From Low Rank Gradient Subspace Stabilization to Low-Rank Weights: Observations, Theories, and Applications

Large Language Models (LLMs) matrices can often be expressed in low-rank format with potential to relax memory and compute resource requirements. Unlike previous works which pivot around developing novel matrix decomposition algorithms, in this work we focus to study the emerging non-uniform low-rank properties across weight matrices in LLMs through the lens of stabilizing gradient subspace. Firstly, we provide a theoretical framework to understand the stabilization of gradient subspaces through Hessian analysis.
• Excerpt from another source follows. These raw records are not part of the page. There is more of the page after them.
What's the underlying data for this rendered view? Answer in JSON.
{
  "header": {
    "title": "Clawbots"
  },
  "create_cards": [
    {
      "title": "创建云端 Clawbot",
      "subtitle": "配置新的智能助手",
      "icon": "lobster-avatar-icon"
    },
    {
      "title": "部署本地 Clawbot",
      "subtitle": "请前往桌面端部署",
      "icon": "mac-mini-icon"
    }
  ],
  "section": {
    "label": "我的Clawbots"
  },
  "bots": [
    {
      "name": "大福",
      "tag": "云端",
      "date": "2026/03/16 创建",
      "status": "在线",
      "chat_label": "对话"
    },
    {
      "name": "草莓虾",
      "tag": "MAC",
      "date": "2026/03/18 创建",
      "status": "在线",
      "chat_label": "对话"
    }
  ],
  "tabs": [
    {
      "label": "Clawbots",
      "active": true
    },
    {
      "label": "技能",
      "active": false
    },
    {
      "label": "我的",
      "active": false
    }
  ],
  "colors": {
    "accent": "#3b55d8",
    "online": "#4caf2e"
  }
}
Secondly, we empirically establish a consequential relationship between the gradient dynamics and low-rank expressiveness of weight matrices. Our findings reveal that different LLM components exhibit varying levels of converged low-rank structure, necessitating a non-uniform rank reduction across them to minimize performance drop due to compression. In view of that, we present Weight Low-Rank Projection (WeLore) that unifies weight compression and memory-efficient fine-tuning as ONE, in a data-agnostic and one-shot way. Going beyond only as a compression technique, WeLore categorizes weight matrices into Low-rank Components (LRCs) and Non-Low-rank Components (N-LRCs) based on their ability to express themselves as low-rank. Our gradient dynamics perspective illustrate that LRCs tend to have better finetuning capabilities and their standalone finetuning can closely mimic (sometimes outperform) the training loss trajectory and performance of full-finetuning with notable memory and compute footprint reduction. All codes and checkpoints will be released.